Reconstructions of past volcanic forcing rely on the assumption that the stratospheric sulphur loading from eruptions in the pre-satellite era is directly proportional to the sulphate flux recorded in polar ice sheets. The scaling factors, known as "transfer functions," used for this calculation are currently based on the Antarctic sulphate flux following the 1991 Pinatubo eruption, radioactivity in Greenland ice from nuclear weapon tests, and model simulations of two high-latitude eruptions.
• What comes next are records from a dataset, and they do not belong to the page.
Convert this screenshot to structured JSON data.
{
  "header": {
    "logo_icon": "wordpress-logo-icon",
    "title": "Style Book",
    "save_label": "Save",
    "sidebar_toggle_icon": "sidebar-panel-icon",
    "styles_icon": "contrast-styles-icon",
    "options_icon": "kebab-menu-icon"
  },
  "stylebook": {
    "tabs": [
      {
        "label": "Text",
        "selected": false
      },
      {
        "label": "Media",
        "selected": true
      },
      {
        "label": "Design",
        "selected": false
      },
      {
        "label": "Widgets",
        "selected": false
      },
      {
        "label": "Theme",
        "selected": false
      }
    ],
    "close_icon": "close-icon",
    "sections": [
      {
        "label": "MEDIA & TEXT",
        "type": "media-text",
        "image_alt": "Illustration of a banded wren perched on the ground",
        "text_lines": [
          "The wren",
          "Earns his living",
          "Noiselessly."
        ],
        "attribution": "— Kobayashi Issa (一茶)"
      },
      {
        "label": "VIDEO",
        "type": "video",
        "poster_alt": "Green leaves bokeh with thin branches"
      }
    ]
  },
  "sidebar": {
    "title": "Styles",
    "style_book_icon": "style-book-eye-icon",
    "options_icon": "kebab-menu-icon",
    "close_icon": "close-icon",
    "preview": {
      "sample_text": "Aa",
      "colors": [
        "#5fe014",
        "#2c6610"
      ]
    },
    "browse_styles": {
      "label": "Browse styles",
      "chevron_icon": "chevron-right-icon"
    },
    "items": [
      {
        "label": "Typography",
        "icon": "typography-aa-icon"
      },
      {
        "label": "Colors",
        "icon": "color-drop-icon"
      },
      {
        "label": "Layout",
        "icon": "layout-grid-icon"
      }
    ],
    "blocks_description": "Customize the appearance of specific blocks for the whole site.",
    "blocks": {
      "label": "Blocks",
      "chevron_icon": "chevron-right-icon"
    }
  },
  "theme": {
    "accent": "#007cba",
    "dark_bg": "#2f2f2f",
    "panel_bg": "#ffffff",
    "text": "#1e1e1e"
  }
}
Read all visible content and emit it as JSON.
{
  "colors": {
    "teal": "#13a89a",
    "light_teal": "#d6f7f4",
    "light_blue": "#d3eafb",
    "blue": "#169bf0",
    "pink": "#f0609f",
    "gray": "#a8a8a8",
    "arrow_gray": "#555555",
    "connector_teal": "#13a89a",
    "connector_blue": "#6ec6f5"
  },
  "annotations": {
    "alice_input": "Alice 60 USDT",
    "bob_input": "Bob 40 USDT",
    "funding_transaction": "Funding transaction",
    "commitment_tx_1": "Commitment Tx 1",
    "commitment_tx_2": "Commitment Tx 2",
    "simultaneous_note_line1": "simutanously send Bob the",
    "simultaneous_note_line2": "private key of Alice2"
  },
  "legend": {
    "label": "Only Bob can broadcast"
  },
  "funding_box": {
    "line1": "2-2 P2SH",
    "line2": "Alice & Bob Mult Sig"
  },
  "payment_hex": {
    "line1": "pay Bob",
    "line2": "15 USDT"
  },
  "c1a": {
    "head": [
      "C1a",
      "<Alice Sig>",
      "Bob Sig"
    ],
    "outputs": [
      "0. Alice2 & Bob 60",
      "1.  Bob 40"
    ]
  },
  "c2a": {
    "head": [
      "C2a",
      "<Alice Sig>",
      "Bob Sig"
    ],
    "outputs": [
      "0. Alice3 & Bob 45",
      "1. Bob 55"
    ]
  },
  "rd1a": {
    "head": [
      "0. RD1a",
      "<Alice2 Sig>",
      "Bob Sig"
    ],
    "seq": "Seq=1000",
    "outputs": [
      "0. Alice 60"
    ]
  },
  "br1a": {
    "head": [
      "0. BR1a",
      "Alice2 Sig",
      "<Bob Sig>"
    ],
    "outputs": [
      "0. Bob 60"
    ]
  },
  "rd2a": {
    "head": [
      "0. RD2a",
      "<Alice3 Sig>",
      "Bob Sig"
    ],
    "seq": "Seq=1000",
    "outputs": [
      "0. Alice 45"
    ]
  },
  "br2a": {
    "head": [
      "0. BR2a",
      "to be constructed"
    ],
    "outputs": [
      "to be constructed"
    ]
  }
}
However, recent studies have shown that ice sheet deposition of volcanic sulphate varies significantly as a function of both eruptive parameters and the background atmospheric state, presenting an opportunity to enhance the accuracy and reliability of volcanic forcing reconstructions through improving the use of transfer functions.

 

Here, we investigate how the transfer function depends on eruption parameters and background conditions. Using simulations with the Earth system model CESM2-WACCM6, we explore a wide range of parameters, including eruption magnitude, latitude, plume composition, season, and plume height. By understanding the relationships between eruption parameters and resulting polar sulphate fluxes, we aim to improve the transfer function estimate used in the volcanic forcing for CMIP6 and shed light on the associated uncertainties.